The poem gives voice to that excitement -- the constant threat of death infuses each sight and sound with meaning and poignancy.  Sun, breeze, woodlands, birds, horses, and stars:  as comrades, they give the warrior a heightened awareness of "Colour and Warmth and Light."

But when "the brazen frenzy starts," when the "burning moment breaks," then like an ancient berserker possessed by the "Joy of Battle," the warrior becomes blind to all that lies outside the field of combat.  This focused and altered vision assures him that he can die only if it be "Destined Will." For while "in the air Death moans and sings," the soldier in the midst of fighting is held fast to the Day and enfolded in the Night.  He is one with Nature and intensely alive until that moment when fate calls him to death and gives him "increase." 

In another letter home, Grenfell wrote, "I adore war. It is like a big picnic without the objectlessness of a picnic.

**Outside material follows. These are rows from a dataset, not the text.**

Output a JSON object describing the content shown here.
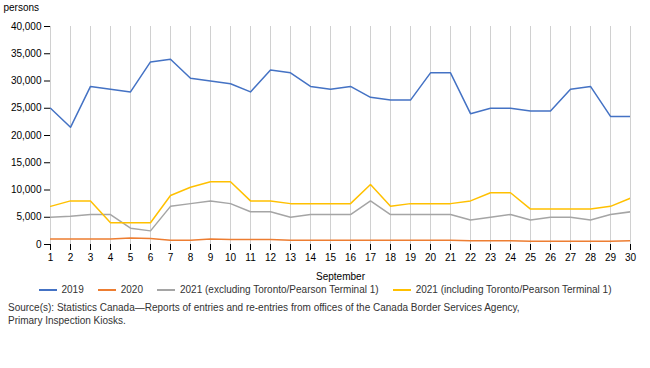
{
  "chart_data": {
    "type": "line",
    "x": [
      1,
      2,
      3,
      4,
      5,
      6,
      7,
      8,
      9,
      10,
      11,
      12,
      13,
      14,
      15,
      16,
      17,
      18,
      19,
      20,
      21,
      22,
      23,
      24,
      25,
      26,
      27,
      28,
      29,
      30
    ],
    "series": [
      {
        "name": "2019",
        "color": "#4472C4",
        "values": [
          25000,
          21500,
          29000,
          28500,
          28000,
          33500,
          34000,
          30500,
          30000,
          29500,
          28000,
          32000,
          31500,
          29000,
          28500,
          29000,
          27000,
          26500,
          26500,
          31500,
          31500,
          24000,
          25000,
          25000,
          24500,
          24500,
          28500,
          29000,
          23500,
          23500
        ]
      },
      {
        "name": "2020",
        "color": "#ED7D31",
        "values": [
          1000,
          1000,
          1000,
          1000,
          1200,
          1100,
          800,
          800,
          1000,
          900,
          900,
          900,
          800,
          800,
          800,
          800,
          800,
          800,
          800,
          800,
          800,
          700,
          700,
          700,
          600,
          600,
          600,
          600,
          600,
          700
        ]
      },
      {
        "name": "2021 (excluding Toronto/Pearson Terminal 1)",
        "color": "#A5A5A5",
        "values": [
          5000,
          5200,
          5500,
          5500,
          3000,
          2500,
          7000,
          7500,
          8000,
          7500,
          6000,
          6000,
          5000,
          5500,
          5500,
          5500,
          8000,
          5500,
          5500,
          5500,
          5500,
          4500,
          5000,
          5500,
          4500,
          5000,
          5000,
          4500,
          5500,
          6000
        ]
      },
      {
        "name": "2021 (including Toronto/Pearson Terminal 1)",
        "color": "#FFC000",
        "values": [
          7000,
          8000,
          8000,
          4000,
          4000,
          4000,
          9000,
          10500,
          11500,
          11500,
          8000,
          8000,
          7500,
          7500,
          7500,
          7500,
          11000,
          7000,
          7500,
          7500,
          7500,
          8000,
          9500,
          9500,
          6500,
          6500,
          6500,
          6500,
          7000,
          8500
        ]
      }
    ],
    "x_label": "September",
    "y_label": "persons",
    "xlim": [
      1,
      30
    ],
    "xticks": [
      1,
      2,
      3,
      4,
      5,
      6,
      7,
      8,
      9,
      10,
      11,
      12,
      13,
      14,
      15,
      16,
      17,
      18,
      19,
      20,
      21,
      22,
      23,
      24,
      25,
      26,
      27,
      28,
      29,
      30
    ],
    "ylim": [
      0,
      40000
    ],
    "yticks": [
      0,
      {
        "value": 5000,
        "label": "5,000"
      },
      {
        "value": 10000,
        "label": "10,000"
      },
      {
        "value": 15000,
        "label": "15,000"
      },
      {
        "value": 20000,
        "label": "20,000"
      },
      {
        "value": 25000,
        "label": "25,000"
      },
      {
        "value": 30000,
        "label": "30,000"
      },
      {
        "value": 35000,
        "label": "35,000"
      },
      {
        "value": 40000,
        "label": "40,000"
      }
    ],
    "grid": "x",
    "legend": "bottom",
    "caption": "Source(s): Statistics Canada—Reports of entries and re-entries from offices of the Canada Border Services Agency,\nPrimary Inspection Kiosks."
  }
}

I’ve never been so well or so happy."

On May 13th, 1915, Grenfell skull was pierced by shrapnel after a shell exploded nearby.  Taken to a nearby casualty clearing station, he wrote to his mother, "We are practically wiped out; but we charged and took the Hun trenches yesterday.  I stopped a Jack Johnson with my head**; and my skull is slightly cracked.  But I'm getting on splendidly." He died on May 26th, and his poem "Into Battle" appeared in The Times on May 28th, the same day as the notice of Grenfell's death.  The poem was immensely popular during the First World War, receiving much critical acclaim. 

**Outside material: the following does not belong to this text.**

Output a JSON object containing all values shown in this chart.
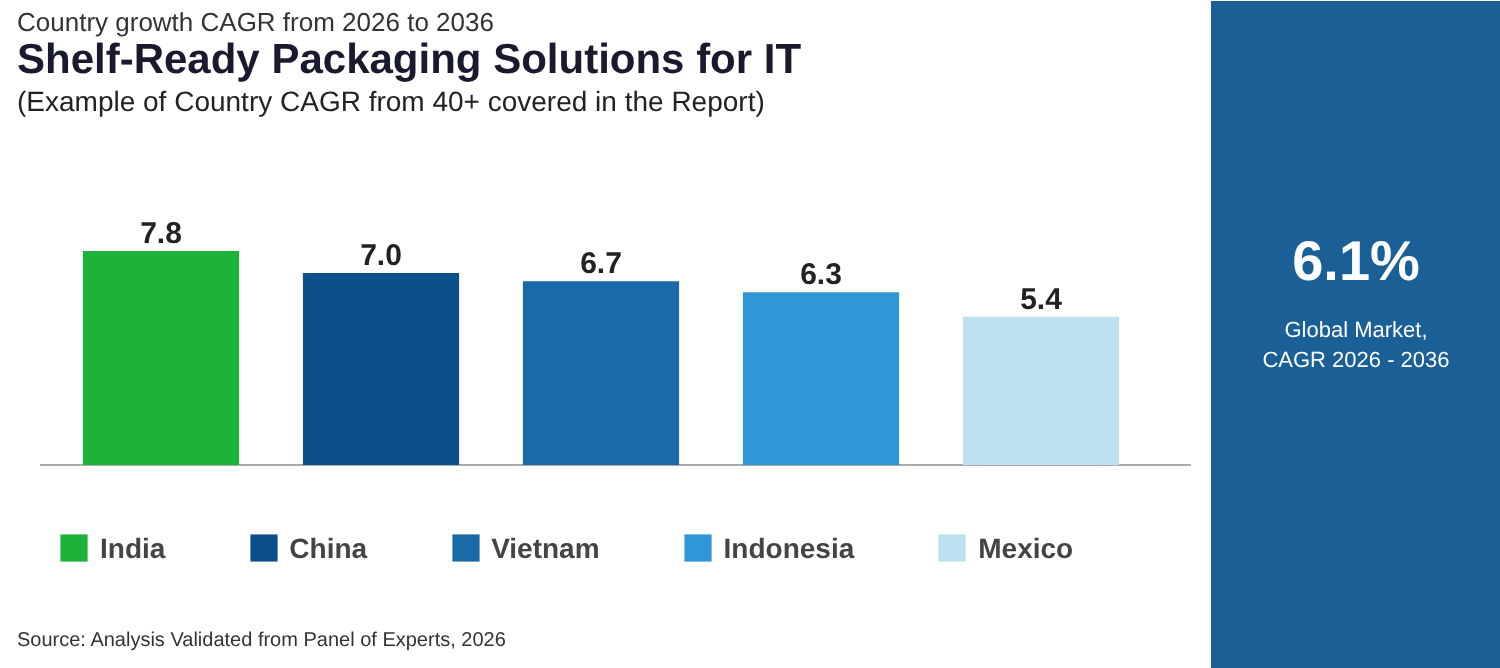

Today, combatants who boldly state that they are willing to die for glory or those who admit to finding joy in killing are more likely to be associated with terrorist organizations than with national military service.  Writing for The Atlantic, Jay Winter has argued, "The Great War discredited the concept of glory, a word that many Europeans simply could not swallow." Grenfell and his poem, however, echo the spirit of ancient wars, a spirit and attitude that many of us now find disquieting, if not slightly horrifying. 

*Two manuscript versions survive of the poem, and these differ slightly from the version published in The Times on May 27, 1915.  Grenfell's mother, Ettie, made several minor revisions, such as changes in line 3 (from "sun's kiss" to "sun's gaze"), line 26 (from "keen of ear" to "keen of sound" and line 37 (from "And Joy of Battle only takes" to "And only Joy of Battle takes").  The version I've shared is that as published in The Times.  

**Jack Johnson was the first black American heavyweight world boxing champion, and the name became a slang term used by British soldiers to refer to German heavy artillery shells.


Friday, May 8, 2015

Are there any happy war poems?


A friend who has been reading my blog asked a few weeks ago, "Aren't there any happy war poems?  They're all just so….depressing."  So I've searched for a poem that might be considered "happy," and I've thought about the question a lot.  For now, I've provisionally reached the conclusion that a Happy War Poem would most likely be grotesque or offensive.  I find it hard to imagine how a poem can be "upbeat" about war.* 

However, war poetry is often described as inspiring or uplifting (Studdert Kennedy's "Lighten Our Darkness" and Colwyn Philipps' "Release" come to mind), and black humor is frequently used to satirize war or to cope with the unimaginable (Rickword's "Trench Poets" is an example). 

The anonymous poem "Faith"** makes yet a different point -- sometimes, no matter how dire the circumstances, we can choose hope.  In the midst of evil and suffering, we can affirm beauty and goodness.

Faith
Serbian children

I heard the cannon’s monotone
A mile or two away;
But in the shell-torn town I saw
Two little boys at play.

From what was yesterday a home
I heard the cannons booming;
But in the garden I could see
A bed of pansies blooming.

Along the weary, dreary road,
Forspent and dull I trod;
But in the sky of spring I saw
The countenance of God.



*If anyone can think of a happy war poem or has another response to the question, I'd love to hear your thoughts in the comments. 
**I found the poem in YANKS A.E.F. Verse (1919), a book I picked up at a second-hand bookstore, and I can find no other record of its publication or its author.